Loans payable represent amounts borrowed by a company that must be repaid over time, usually with interest.
These are recorded as liabilities and managed through scheduled repayments, interest accruals, and compliance with loan covenants.
1. What Are Loans Payable?
Loans payable are financial obligations a business owes to banks, financial institutions, or lenders under formal borrowing agreements.
They include:
Principal owed
Interest to be paid
Any loan origination fees
Short-term or long-term classification
2. Initial Recognition
When loan proceeds are received:
debit Cash
credit Loans Payable (liability)
Example:
On March 1, a company borrows $100,000:
debit Cash ........................................................ 100,000
credit Loans Payable ........................................ 100,000
If loan origination fees or issue costs are material, they are typically amortized over the loan term under the effective interest method.
3. Interest Accrual
Interest is recognized over time, even if not yet paid.
Accrual entry (monthly):
debit Interest Expense
credit Interest Payable
Example:
Monthly interest on a $100,000 loan at 6% annual rate:Interest = ($100,000 × 6%) ÷ 12 = $500
debit Interest Expense .................................. 500
credit Interest Payable ................................... 500
4. Loan Repayment and Amortization Schedules
Loan repayments usually cover both principal and interest. Payment schedules can be:
Fixed principal + declining interest
Equal total payments (loan amortization)
Example payment breakdown (monthly):
Total payment = $2,000
Interest = $500
Principal = $1,500
Entry:
debit Interest Payable ................................. 500
debit Loans Payable ..................................... 1,500
credit Cash ...................................................... 2,000
5. Loan Classification
Type | Classification |
Payable within 12 months | Current liability |
Payable after 12 months | Non-current liability |
Payable in installments | Split into current/non-current portions |
Example:
If a $120,000 loan is repaid over 3 years, $40,000 is classified as current, $80,000 as non-current.
6. Loan Covenants
Lenders may impose covenants requiring the borrower to:
Maintain certain financial ratios (e.g., debt-to-equity)

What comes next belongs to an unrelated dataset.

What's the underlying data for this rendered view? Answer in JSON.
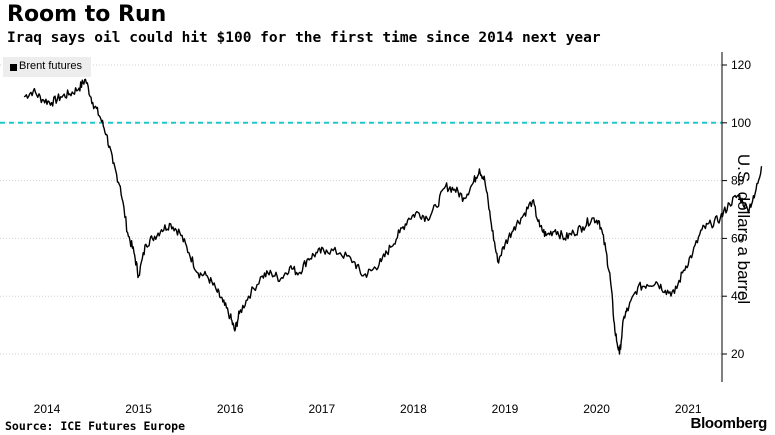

Avoid excessive new borrowing
Provide periodic financial reports
Violation may result in:
Reclassification to current liability
Loan acceleration
Penalties or renegotiation
7. Disclosures
Required financial statement disclosures include:
Loan terms and maturity
Interest rates and collateral
Repayment schedules
Covenant compliance
Any defaults or restructuring
Key take-aways
Loans payable are recorded at borrowed amount and repaid over time with interest.
Interest is accrued regularly, even if not yet paid.
Repayments reduce both interest payable and principal.
Disclosures help users understand financing risk, covenant terms, and maturity schedules.